Posted on 3rd of February 2023 | 656 words
NB: My current reading list is available here.

Some time ago, I decided to start keeping a book list and wanted to start writing some notes about them . But, unfortunately, life happened, and I forgot that I was supposed to make these notes. Of course, I don’t have anything or anyone enforcing me to do these, but I still want to keep my own promises. So, now when I found some time, I decided to do this small overview of the months that I missed. Hopefully, in the future, I could continue this habit monthly. So here are the books I read between November 2022 and January 2023.

Jason Molina: Riding with the Ghost by Osmon, Erin, ISBN: 9781538112182

Jason Molina has been one of my favourite songwriters for a very long time. Still, I never knew too much about him, so I wanted to pick this book up as a desperate fanboy.

Rautatie by Aho, Juhani

I mainly use Kindle for my reading, which naturally depends on Amazon itself, sadly. Since moving to Berlin, I’ve missed Finnish literature since, naturally, those books are pretty hard to come by here. At the same time, Amazon doesn’t really have too many of these. Then I found out that Project Gutenberg provides lots of books not only in English, but in other languages, too, such as Finnish. For which I wrote a little appreciation post a while ago .

Juhani Aho is one of the first novelists coming from Finland during the time of late 1800s and early 1900s, Rautatie (engl. Railway) being one of his most notable novels. A culturally important book about a man and woman living in the countryside in the late 1800s, where they start hearing rumours about trains without seeing them.

To Live’s to Fly: The Ballad of Late, Great Townes Van Zandt by Kruth, John, ISBN: 9780306816048

In the same category as Jason Molina’s biography, Townes Van Zandt is also one of my favourite songwriters, and I was interested in learning more about him.

The Prophet by Gibran, Kahlil, public domain

Another classic. An excellent and short book with lots of profound teaching and philosophies about life. Inspirational.

Be Here Now by Dass, Ram

When moving to Berlin, I sold everything I owned and moved only with the clothes I had. The sad part is that I had to sell all the vinyls I owned and all the books I owned. The only physical book that I brought with me was this one. Very hippy-dippy book to some, but I love it. I’ve read it multiple times before this and will most likely reread it.

One Hundred Years of Solitude by Márquez, Gabriel García, ISBN: 9780060883287

For some reason, when I started to keep this reading list, I filled it up with classics that I, for some reason, hadn’t read earlier. This is one of them. A fascinating book filled with symbolism, some could say a little bit too much of it even, telling the story of one family living in a small town and their problems with the world and how history keeps repeating itself. Classic for a reason, definitely a great read.

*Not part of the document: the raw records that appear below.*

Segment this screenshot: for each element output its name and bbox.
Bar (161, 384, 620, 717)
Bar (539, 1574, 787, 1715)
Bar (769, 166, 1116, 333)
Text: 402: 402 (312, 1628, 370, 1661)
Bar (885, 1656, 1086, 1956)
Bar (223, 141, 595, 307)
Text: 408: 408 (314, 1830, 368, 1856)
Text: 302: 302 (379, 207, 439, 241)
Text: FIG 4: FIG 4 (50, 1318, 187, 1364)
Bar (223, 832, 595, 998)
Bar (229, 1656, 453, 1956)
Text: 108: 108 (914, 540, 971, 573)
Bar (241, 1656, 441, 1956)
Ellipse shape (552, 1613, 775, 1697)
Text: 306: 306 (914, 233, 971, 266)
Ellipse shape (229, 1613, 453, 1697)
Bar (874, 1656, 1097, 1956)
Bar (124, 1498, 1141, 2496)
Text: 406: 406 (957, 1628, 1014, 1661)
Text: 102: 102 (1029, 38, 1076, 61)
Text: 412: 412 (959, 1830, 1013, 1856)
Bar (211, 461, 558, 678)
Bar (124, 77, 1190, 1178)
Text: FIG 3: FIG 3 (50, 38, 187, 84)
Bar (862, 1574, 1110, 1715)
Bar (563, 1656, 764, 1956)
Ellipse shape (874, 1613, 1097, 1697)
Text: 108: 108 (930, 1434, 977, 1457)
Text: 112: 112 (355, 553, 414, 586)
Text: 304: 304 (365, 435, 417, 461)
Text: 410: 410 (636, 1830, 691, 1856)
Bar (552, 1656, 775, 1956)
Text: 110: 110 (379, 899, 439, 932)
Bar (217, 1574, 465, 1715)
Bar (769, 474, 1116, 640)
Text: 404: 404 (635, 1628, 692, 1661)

Juoksuhaudantie by Hotakainen, Kari

Despite not being too old book (coming from 2002), many would call it already a classic in Finnish literature. It was awarded the prize for literacy excellence (Finlandia award). When I started reading this book, it really didn’t hit me too much, but despite this, I decided to continue reading, and in the end, I feel that I was rewarded. The story of a delusional man who tries to get his family back, whom he lost due to his own mistakes.

Hävitys by Rauma, Iida

Last year’s Finlandia award winner. Tells the grim and dark story about the effects of bullying in school.

Juha by Aho, Juhani

Another classic by Juhani Aho which many would consider his most important work. Tells the story of a “love” triangle in Sweden occupied Finland.